Language matters

As an English prof, you’d think I’d know how much language matters. But even I’m a little surprised sometimes.

Yesterday afternoon, I headed with a photographer to the home of the undocumented family I wrote about in my op-ed in The Birmingham News. A second piece is coming out in the next issue of Cancer Today and we wanted to get some pictures showing the closeness of the family and the resilient spirit that sustains them. The images are absolutely beautiful, and so very sad.

As we were leaving, A. Garcia packed up her things to ride back to Birmingham and a safe haven where she could be closer to her baby. She’ll be here just until Wednesday, when she has to find a way back home, and then to Huntsville, for more treatment. The cancer is spreading rapidly, requiring radiation for metastasis to her bones.

All the way back to B’ham, A. sat in silence in the front seat of my car. She understands very little English and doesn’t speak the language at all. I don’t know a lick of Spanish. She motioned towards a Shell station when she needed to stop, and it was clear from the bottled water and pack of gum she carried back to the car after our stop that she was nauseous–from the car ride, the chemo, the situation she faces as a breast cancer survivor and mother of a very sick little girl.

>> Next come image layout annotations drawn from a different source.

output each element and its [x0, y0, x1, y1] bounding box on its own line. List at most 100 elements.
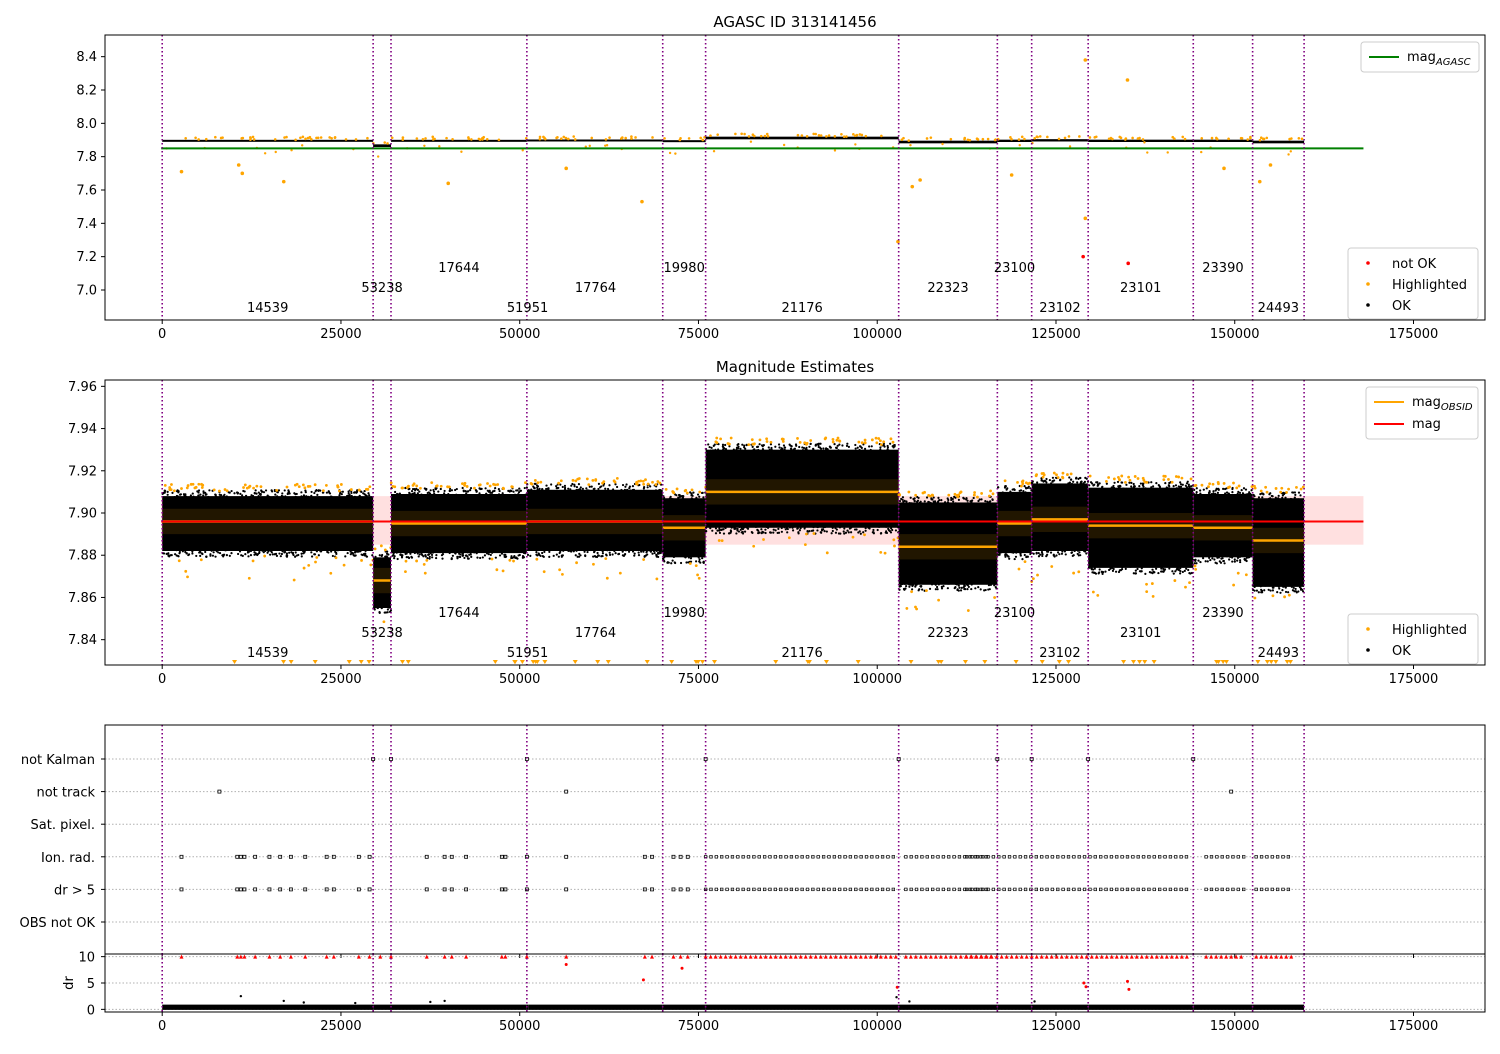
clipped-low-marker: [232, 660, 238, 664]
ok-point: [974, 587, 977, 590]
ok-point: [1216, 556, 1219, 559]
ok-point: [885, 525, 888, 528]
ok-point: [504, 555, 508, 558]
ok-point: [1231, 486, 1234, 490]
ok-point: [783, 448, 786, 452]
ok-point: [241, 494, 244, 497]
ok-point: [168, 496, 171, 499]
highlighted-point: [743, 132, 746, 136]
ok-point: [294, 551, 297, 554]
dr-clipped-marker: [918, 954, 923, 959]
ok-point: [1202, 488, 1205, 491]
ok-point: [426, 557, 429, 560]
ok-point: [856, 446, 859, 449]
highlighted-point: [446, 181, 451, 186]
ok-point: [1181, 570, 1184, 574]
highlighted-point: [854, 143, 857, 146]
highlighted-point: [1173, 579, 1177, 582]
flag-marker: [816, 855, 820, 859]
ok-point: [1230, 556, 1234, 559]
ok-point: [601, 550, 604, 553]
ok-point: [585, 487, 588, 490]
ok-point: [959, 589, 963, 592]
obsid-label: 23390: [1202, 606, 1243, 621]
dr-clipped-marker: [1064, 954, 1069, 959]
ok-point: [788, 526, 792, 529]
flag-marker: [920, 855, 924, 859]
highlighted-point: [618, 571, 622, 575]
ok-point: [1040, 551, 1044, 554]
dr-clipped-marker: [718, 954, 723, 959]
dr-clipped-marker: [953, 954, 958, 959]
ok-point: [608, 484, 611, 487]
ok-point: [319, 489, 322, 492]
highlighted-point: [259, 485, 263, 488]
x-tick-label: 75000: [678, 672, 719, 687]
ok-point: [293, 492, 296, 495]
ok-point: [1041, 548, 1044, 551]
ok-point: [879, 532, 883, 535]
ok-point: [906, 503, 909, 506]
flag-marker: [891, 855, 895, 859]
clipped-low-marker: [908, 660, 914, 664]
ok-point: [315, 489, 318, 492]
flag-marker: [979, 855, 983, 859]
highlighted-point: [1258, 138, 1262, 142]
ok-point: [623, 488, 627, 491]
ok-point: [919, 585, 923, 588]
highlighted-point: [688, 562, 692, 565]
highlighted-point: [604, 557, 608, 560]
highlighted-point: [354, 138, 358, 141]
highlighted-point: [679, 137, 682, 140]
ok-point: [512, 490, 515, 493]
highlighted-point: [973, 491, 976, 494]
highlighted-point: [594, 478, 598, 481]
ok-point: [923, 500, 926, 503]
ok-point: [950, 498, 953, 502]
highlighted-point: [571, 478, 575, 482]
ok-point: [634, 490, 637, 493]
obsid-label: 17764: [575, 626, 616, 641]
ok-point: [586, 548, 590, 552]
flag-marker: [986, 887, 990, 892]
ok-point: [1226, 491, 1229, 494]
dr-clipped-marker: [1239, 954, 1244, 959]
highlighted-point: [1249, 135, 1252, 139]
panel-magnitude: 1453953238176445195117764199802117622323…: [76, 13, 1486, 342]
ok-point: [888, 529, 891, 533]
ok-point: [817, 443, 820, 447]
highlighted-point: [1066, 473, 1069, 476]
ok-points-band: [391, 139, 527, 142]
highlighted-point: [1232, 481, 1235, 485]
highlighted-point: [966, 609, 970, 612]
ok-point: [712, 444, 715, 447]
ok-point: [1124, 567, 1127, 570]
x-tick-label: 125000: [1031, 672, 1081, 687]
ok-point: [1231, 560, 1234, 563]
flag-marker: [331, 887, 336, 892]
ok-point: [1278, 498, 1282, 501]
ok-point: [988, 500, 991, 503]
flag-marker: [1209, 887, 1214, 892]
highlighted-point: [189, 482, 193, 486]
dr-clipped-marker: [974, 954, 979, 959]
ok-point: [473, 551, 476, 554]
ok-point: [943, 501, 947, 504]
ok-point: [302, 552, 305, 555]
highlighted-point: [812, 132, 815, 136]
ok-point: [1299, 494, 1302, 497]
ok-point: [1014, 555, 1018, 558]
ok-point: [1249, 555, 1252, 558]
flag-marker: [685, 887, 690, 892]
ok-point: [1079, 481, 1083, 484]
ok-point: [953, 586, 956, 590]
ok-point: [631, 550, 635, 553]
ok-point: [455, 487, 458, 491]
ok-point: [1247, 556, 1250, 559]
clipped-low-marker: [1220, 660, 1226, 664]
flag-marker: [238, 854, 243, 859]
ok-point: [493, 489, 496, 492]
clipped-low-marker: [700, 660, 706, 664]
highlighted-point: [1083, 216, 1088, 221]
x-tick-label: 100000: [852, 327, 902, 342]
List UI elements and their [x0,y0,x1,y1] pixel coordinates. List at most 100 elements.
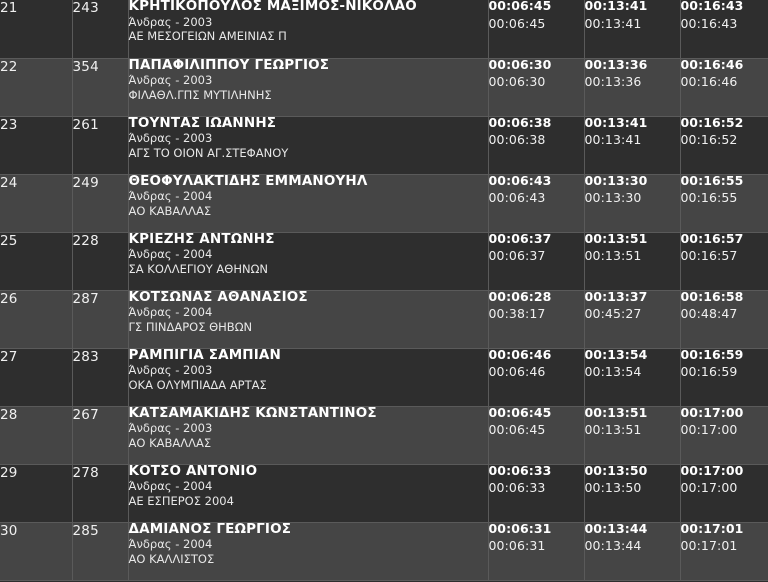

As we traveled back to Birmingham in the dark, my eyes glued to the reflectors on the road to guide my way, A. grew more and more tired. She laid back hesitantly against the head rest, her pink hat pulled down tight to cover the exposed scalp beneath. The frightened look in her eyes and the extreme exhaustion–from the treatments, her daughter’s circumstances, and I can only imagine her constant anxiety that she or someone she loves will be sent away from Alabama–weren’t difficult to comprehend, language barriers aside.

I dropped off the photographer at her car and headed home, thinking about how Edwina and I sometimes seem to be speaking different languages.  It was our common diagnoses that first brought us face to face, and then our friendship grew. I wondered where my encounter with A. might lead, however quietly.